Look out playoffs, here we come
Who is happy about making the playoffs? Ricardo Velazco is.
“It means the world,” he said while signing autographs. “It means a lot to us but to the fans it means more. It’s something Tucson can be proud of.”
This is the second time that FC Tucson, only in the league for three years, has made the playoffs. This is the first time they will end the season at the top of their division.
2,983 spectators were at the match, filling, for the first time, the bleachers on the on the north, east and south ends of the field.
“It was thrilling,” said Velazco. “When we came out we had an extra boost because the fans were so loud.”
“I never imagined that here in Tucson,” he continued. “I hope one day to play in front of bigger crowds, but to have this in Tucson is amazing.”
Thrilling and amazing as it was, coach Rick Schantz wondered if the big crowd might have made the team a bit more tentative at the beginning of the match.
“I thought we weren’t very clinical in the final third. We were taking an extra touch,” he said after the match. “I think the crowd and the atmosphere made our guys a little tense.”
The largest-ever crowd for an FC Tucson match was back in 2011 when 10,097 fans packed Hi Corbett Field as the local boys took on the Arizona Sahuaros. It is likely that many of them showed up to see Rafa Márquez play for the New York Red Bulls in the match immediately afterward, however.

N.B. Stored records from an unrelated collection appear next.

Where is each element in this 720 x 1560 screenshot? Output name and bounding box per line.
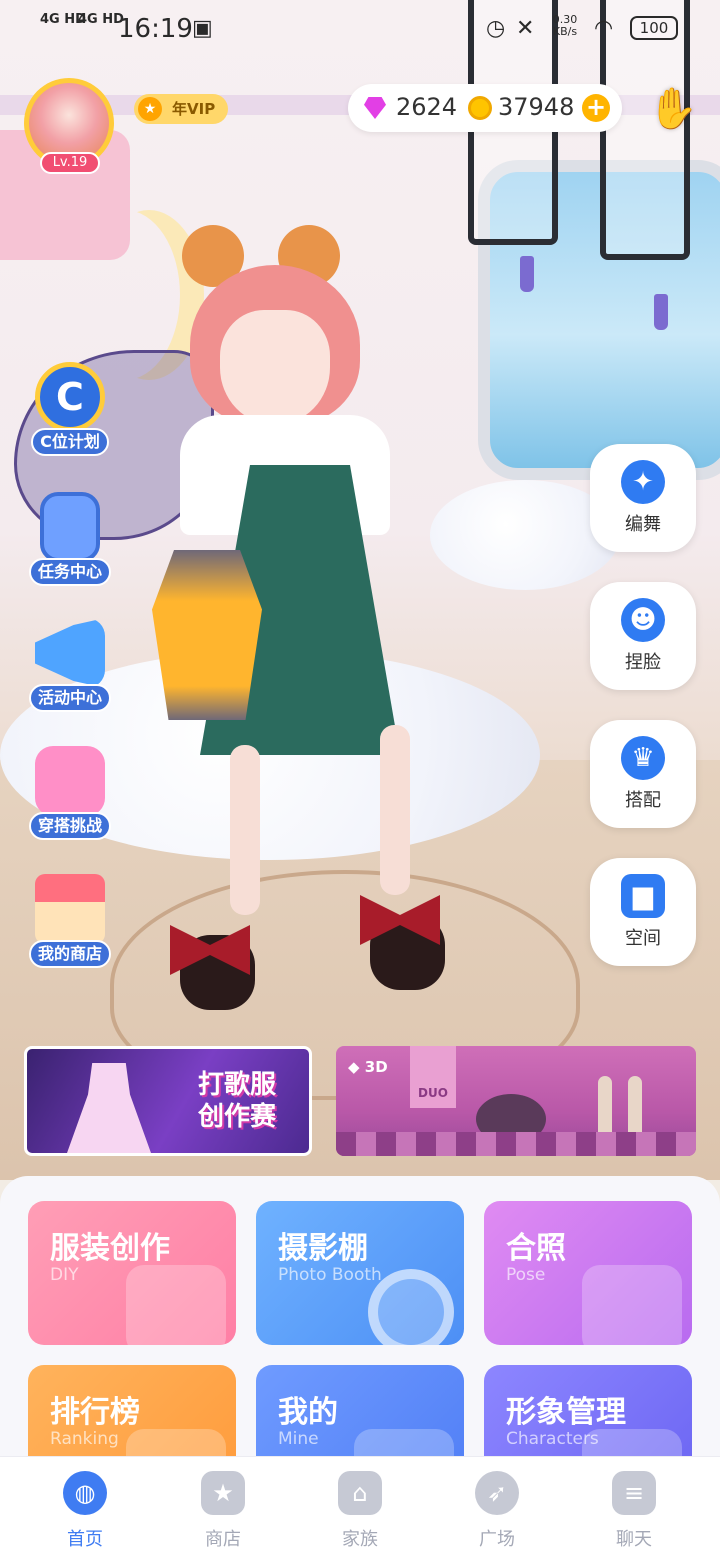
event-center-button[interactable]: 活动中心 <box>20 618 120 712</box>
c-position-plan-button[interactable]: C C位计划 <box>20 362 120 456</box>
tab-shop[interactable]: ★ 商店 <box>173 1471 273 1551</box>
status-bar: 4G HD 4G HD 16:19 ▣ ◷ ✕ 0.30 KB/s ◠ 100 <box>0 0 720 56</box>
network-speed: 0.30 KB/s <box>548 14 582 38</box>
duo-sign: DUO <box>410 1046 456 1108</box>
hand-wave-icon[interactable]: ✋ <box>648 84 698 134</box>
alarm-icon: ◷ <box>486 16 506 41</box>
photo-studio-card[interactable]: 摄影棚 Photo Booth <box>256 1201 464 1345</box>
face-edit-icon: ☻ <box>621 598 665 642</box>
coin-icon <box>468 96 492 120</box>
shopping-bag-icon: ★ <box>201 1471 245 1515</box>
face-edit-button[interactable]: ☻ 捏脸 <box>590 582 696 690</box>
feature-panel: 服装创作 DIY 摄影棚 Photo Booth 合照 Pose 排行榜 Ran… <box>0 1176 720 1509</box>
outfit-challenge-label: 穿搭挑战 <box>28 812 111 840</box>
task-center-button[interactable]: 任务中心 <box>20 492 120 586</box>
photo-frame-icon <box>582 1265 682 1345</box>
sim-icon: ▣ <box>192 16 213 41</box>
dress-illustration <box>67 1063 151 1153</box>
choreography-button[interactable]: ✦ 编舞 <box>590 444 696 552</box>
chat-icon: ≡ <box>612 1471 656 1515</box>
vip-label: 年VIP <box>172 100 216 118</box>
card-title: 摄影棚 <box>278 1231 368 1266</box>
character-face <box>220 310 330 425</box>
tassel-right <box>654 294 668 330</box>
costume-creation-card[interactable]: 服装创作 DIY <box>28 1201 236 1345</box>
banner-title-line2: 创作赛 <box>197 1102 276 1132</box>
tab-home[interactable]: ◍ 首页 <box>35 1471 135 1551</box>
megaphone-icon <box>35 618 105 688</box>
tab-family-label: 家族 <box>342 1529 378 1550</box>
star-icon: ★ <box>138 97 162 121</box>
compass-icon: ➶ <box>475 1471 519 1515</box>
wifi-icon: ◠ <box>594 16 614 41</box>
dress-icon: ♛ <box>621 736 665 780</box>
banner-title: 打歌服 创作赛 <box>177 1069 297 1133</box>
gem-icon <box>364 97 386 119</box>
c-position-icon: C <box>35 362 105 432</box>
card-title: 服装创作 <box>50 1231 170 1266</box>
outfit-challenge-button[interactable]: 穿搭挑战 <box>20 746 120 840</box>
outfit-challenge-icon <box>35 746 105 816</box>
dress-icon <box>126 1265 226 1345</box>
mute-icon: ✕ <box>516 16 535 41</box>
lantern <box>152 550 262 720</box>
coin-count: 37948 <box>498 93 575 121</box>
space-button[interactable]: ▆ 空间 <box>590 858 696 966</box>
card-title: 我的 <box>278 1395 338 1430</box>
tab-shop-label: 商店 <box>205 1529 241 1550</box>
outfit-label: 搭配 <box>625 790 661 811</box>
bottom-tab-bar: ◍ 首页 ★ 商店 ⌂ 家族 ➶ 广场 ≡ 聊天 <box>0 1456 720 1560</box>
camera-icon <box>368 1269 454 1345</box>
currency-bar: 2624 37948 + <box>348 84 622 132</box>
3d-stage-banner[interactable]: ◆ 3D DUO <box>336 1046 696 1156</box>
my-shop-label: 我的商店 <box>28 940 111 968</box>
outfit-button[interactable]: ♛ 搭配 <box>590 720 696 828</box>
vip-badge[interactable]: ★ 年VIP <box>134 94 228 124</box>
tassel-left <box>520 256 534 292</box>
battery-indicator: 100 <box>630 16 678 40</box>
clipboard-icon <box>40 492 100 562</box>
dance-icon: ✦ <box>621 460 665 504</box>
event-center-label: 活动中心 <box>28 684 111 712</box>
checkered-floor <box>336 1132 696 1156</box>
group-photo-card[interactable]: 合照 Pose <box>484 1201 692 1345</box>
space-label: 空间 <box>625 928 661 949</box>
banner-title-line1: 打歌服 <box>197 1070 276 1100</box>
card-title: 形象管理 <box>506 1395 626 1430</box>
card-title: 合照 <box>506 1231 566 1266</box>
character-leg-right <box>380 725 410 895</box>
tab-chat-label: 聊天 <box>616 1529 652 1550</box>
song-outfit-contest-banner[interactable]: 打歌服 创作赛 <box>24 1046 312 1156</box>
tab-family[interactable]: ⌂ 家族 <box>310 1471 410 1551</box>
card-title: 排行榜 <box>50 1395 140 1430</box>
tab-square[interactable]: ➶ 广场 <box>447 1471 547 1551</box>
my-shop-button[interactable]: 我的商店 <box>20 874 120 968</box>
sofa-icon: ▆ <box>621 874 665 918</box>
choreography-label: 编舞 <box>625 514 661 535</box>
shop-icon <box>35 874 105 944</box>
tab-home-label: 首页 <box>67 1529 103 1550</box>
3d-tag-label: 3D <box>364 1058 388 1076</box>
tab-chat[interactable]: ≡ 聊天 <box>584 1471 684 1551</box>
level-badge: Lv.19 <box>40 152 100 174</box>
character-leg-left <box>230 745 260 915</box>
status-time: 16:19 <box>118 14 193 44</box>
c-position-label: C位计划 <box>31 428 109 456</box>
network-speed-unit: KB/s <box>552 25 578 38</box>
tab-square-label: 广场 <box>479 1529 515 1550</box>
planet-icon: ◍ <box>63 1471 107 1515</box>
face-edit-label: 捏脸 <box>625 652 661 673</box>
gem-count: 2624 <box>396 93 458 121</box>
home-icon: ⌂ <box>338 1471 382 1515</box>
add-currency-button[interactable]: + <box>582 94 610 122</box>
task-center-label: 任务中心 <box>28 558 111 586</box>
avatar <box>29 83 109 163</box>
3d-tag: ◆ 3D <box>348 1058 388 1076</box>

Since joining PDL in 2012, the biggest crowd FC Tucson ever played in front of was 4,361 at Fresno’s Chukchansi Park on May 5, 2012. That match was a 2–1 loss to the Fresno Fuego, with Donny Toia scoring Tucson’s goal.

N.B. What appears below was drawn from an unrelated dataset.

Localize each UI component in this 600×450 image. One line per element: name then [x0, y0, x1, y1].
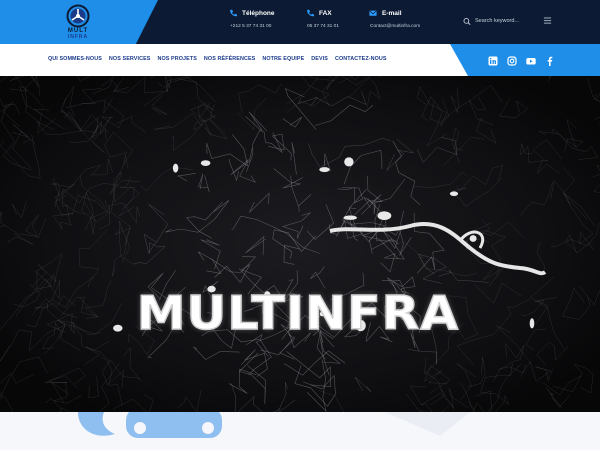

The previous largest crowd at Kino North Stadium was set last November when FC Tucson played against Major League Soccer’s Chivas USA. 2,414 fans saw Sadam Ali score the winning goal against the Goats.
FC Tucson clinching first place in their division brings up another tantalizing possibility for next year. The PDL’s U.S.-based division leaders will all qualify for next year’s U.S. Open Cup.

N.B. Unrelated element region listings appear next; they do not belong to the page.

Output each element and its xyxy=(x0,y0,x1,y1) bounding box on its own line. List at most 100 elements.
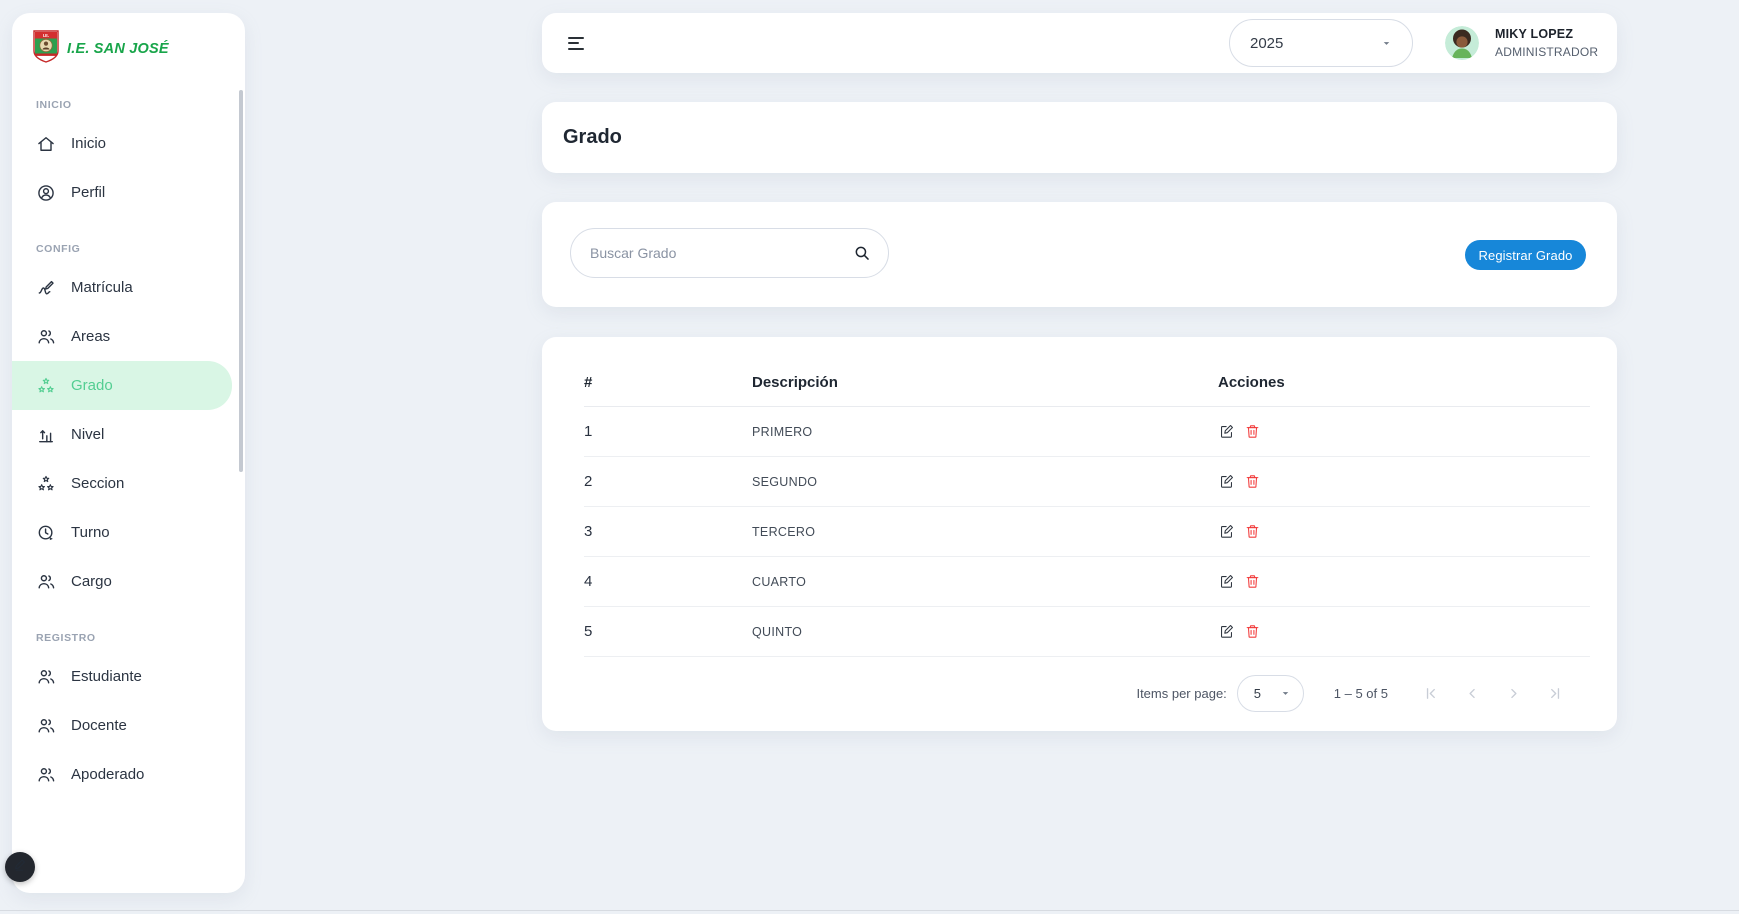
people-group-icon xyxy=(36,572,56,592)
sidebar-item-inicio[interactable]: Inicio xyxy=(12,119,245,168)
hamburger-menu-icon[interactable] xyxy=(568,37,586,50)
school-crest-icon: I.E. xyxy=(33,30,59,68)
row-number-cell: 3 xyxy=(584,523,752,540)
first-page-icon[interactable] xyxy=(1422,684,1441,703)
sidebar-item-label: Nivel xyxy=(71,426,104,443)
trash-icon[interactable] xyxy=(1244,523,1261,540)
sidebar-item-label: Estudiante xyxy=(71,668,142,685)
people-group-icon xyxy=(36,716,56,736)
page-title-card: Grado xyxy=(542,102,1617,173)
sidebar-item-label: Matrícula xyxy=(71,279,133,296)
page-title: Grado xyxy=(563,126,622,149)
sidebar: I.E. I.E. SAN JOSÉ INICIO Inicio Perfil … xyxy=(12,13,245,893)
trash-icon[interactable] xyxy=(1244,473,1261,490)
table-row: 3 TERCERO xyxy=(584,507,1590,557)
people-group-icon xyxy=(36,327,56,347)
row-descripcion-cell: TERCERO xyxy=(752,525,1218,539)
sidebar-section-config: CONFIG Matrícula Areas Grado Nivel Secci… xyxy=(12,243,245,606)
column-header-descripcion: Descripción xyxy=(752,374,1218,391)
table-row: 5 QUINTO xyxy=(584,607,1590,657)
sidebar-item-turno[interactable]: Turno xyxy=(12,508,245,557)
sidebar-item-estudiante[interactable]: Estudiante xyxy=(12,652,245,701)
edit-fab-button[interactable] xyxy=(5,852,35,882)
column-header-num: # xyxy=(584,374,752,391)
sidebar-item-grado[interactable]: Grado xyxy=(12,361,232,410)
next-page-icon[interactable] xyxy=(1504,684,1523,703)
user-circle-icon xyxy=(36,183,56,203)
user-menu[interactable]: MIKY LOPEZ ADMINISTRADOR xyxy=(1445,26,1598,60)
row-number-cell: 2 xyxy=(584,473,752,490)
row-number-cell: 1 xyxy=(584,423,752,440)
row-descripcion-cell: SEGUNDO xyxy=(752,475,1218,489)
previous-page-icon[interactable] xyxy=(1463,684,1482,703)
row-number-cell: 4 xyxy=(584,573,752,590)
sidebar-item-label: Cargo xyxy=(71,573,112,590)
search-field xyxy=(570,228,889,278)
trash-icon[interactable] xyxy=(1244,423,1261,440)
app-logo: I.E. I.E. SAN JOSÉ xyxy=(12,13,245,85)
pagination-nav xyxy=(1422,684,1564,703)
sidebar-item-label: Areas xyxy=(71,328,110,345)
sidebar-item-matricula[interactable]: Matrícula xyxy=(12,263,245,312)
edit-icon[interactable] xyxy=(1218,423,1235,440)
column-header-acciones: Acciones xyxy=(1218,374,1590,391)
trash-icon[interactable] xyxy=(1244,623,1261,640)
sidebar-item-docente[interactable]: Docente xyxy=(12,701,245,750)
clock-icon xyxy=(36,523,56,543)
sidebar-item-label: Seccion xyxy=(71,475,124,492)
search-icon[interactable] xyxy=(853,244,872,263)
window-bottom-edge xyxy=(0,910,1739,911)
edit-icon[interactable] xyxy=(1218,523,1235,540)
sidebar-item-label: Inicio xyxy=(71,135,106,152)
sidebar-nav: INICIO Inicio Perfil CONFIG Matrícula Ar… xyxy=(12,99,245,799)
page-range-label: 1 – 5 of 5 xyxy=(1334,686,1388,701)
star-cluster-icon xyxy=(36,474,56,494)
table-header: # Descripción Acciones xyxy=(584,337,1590,407)
year-select-value: 2025 xyxy=(1250,35,1283,52)
sidebar-item-label: Apoderado xyxy=(71,766,144,783)
topbar: 2025 MIKY LOPEZ ADMINISTRAD xyxy=(542,13,1617,73)
sidebar-item-apoderado[interactable]: Apoderado xyxy=(12,750,245,799)
sidebar-item-label: Grado xyxy=(71,377,113,394)
people-group-icon xyxy=(36,765,56,785)
row-descripcion-cell: CUARTO xyxy=(752,575,1218,589)
sidebar-item-areas[interactable]: Areas xyxy=(12,312,245,361)
sidebar-item-seccion[interactable]: Seccion xyxy=(12,459,245,508)
table-body: 1 PRIMERO 2 SEGUNDO 3 TERCERO xyxy=(584,407,1590,657)
pencil-icon xyxy=(12,856,29,878)
search-card: Registrar Grado xyxy=(542,202,1617,307)
logo-text: I.E. SAN JOSÉ xyxy=(67,41,169,57)
sidebar-section-inicio: INICIO Inicio Perfil xyxy=(12,99,245,217)
paginator: Items per page: 5 1 – 5 of 5 xyxy=(584,657,1590,729)
user-role: ADMINISTRADOR xyxy=(1495,45,1598,59)
items-per-page-label: Items per page: xyxy=(1136,686,1226,701)
people-group-icon xyxy=(36,667,56,687)
sidebar-section-label: REGISTRO xyxy=(36,632,245,644)
sidebar-section-registro: REGISTRO Estudiante Docente Apoderado xyxy=(12,632,245,799)
row-number-cell: 5 xyxy=(584,623,752,640)
home-icon xyxy=(36,134,56,154)
sidebar-section-label: INICIO xyxy=(36,99,245,111)
sidebar-item-perfil[interactable]: Perfil xyxy=(12,168,245,217)
year-select[interactable]: 2025 xyxy=(1229,19,1413,67)
edit-icon[interactable] xyxy=(1218,473,1235,490)
sidebar-item-label: Docente xyxy=(71,717,127,734)
row-descripcion-cell: PRIMERO xyxy=(752,425,1218,439)
sidebar-section-label: CONFIG xyxy=(36,243,245,255)
last-page-icon[interactable] xyxy=(1545,684,1564,703)
edit-icon[interactable] xyxy=(1218,623,1235,640)
chart-arrow-icon xyxy=(36,425,56,445)
edit-icon[interactable] xyxy=(1218,573,1235,590)
sidebar-scrollbar[interactable] xyxy=(239,90,243,472)
sidebar-item-cargo[interactable]: Cargo xyxy=(12,557,245,606)
trash-icon[interactable] xyxy=(1244,573,1261,590)
table-row: 2 SEGUNDO xyxy=(584,457,1590,507)
grado-table-card: # Descripción Acciones 1 PRIMERO 2 SEGUN… xyxy=(542,337,1617,731)
sidebar-item-nivel[interactable]: Nivel xyxy=(12,410,245,459)
row-descripcion-cell: QUINTO xyxy=(752,625,1218,639)
chevron-down-icon xyxy=(1381,38,1392,49)
search-input[interactable] xyxy=(571,245,853,261)
page-size-select[interactable]: 5 xyxy=(1237,675,1304,712)
table-row: 1 PRIMERO xyxy=(584,407,1590,457)
register-grado-button[interactable]: Registrar Grado xyxy=(1465,240,1586,270)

FC Tucson qualified for last year’s Open Cup and accomplished what was probably the best achievement for a local sports team in 2013: they beat two professional teams and held their own against a third, Major League Soccer’s Houston Dynamo.
The run gave the team national exposure, but the schedule of matches early in the season made it tough for the team. Two weeks of away matches, midweek Open Cup matches in Texas followed by weekend matches in California, gave the team little time for training at a time when they were still trying to build chemistry for their league run.
Schantz has already been thinking about how to put a team together that can thrive under that pressure.
“We did a really good job of bringing in experienced players, guys that are out of college that we can bring in early enough to train,” he said. “We’ll try to get as many of those guys back as we can. We’ll retool guys with pro experience that are a little more mature, because that’s what you need at the Open Cup.”
The big question is also depth, a problem for the team in the first couple of games this year that would be amplified when the team could play as many as three games in a week, a cup match plus a possible two weekend league games, during their Open Cup run.
“We learned and all these teams in our division that are just starting are learning that 15 guys isn’t getting it done, you are going to need 25 or 28,” he said. “I’m glad we started the season with 30 because we only have 19 now.”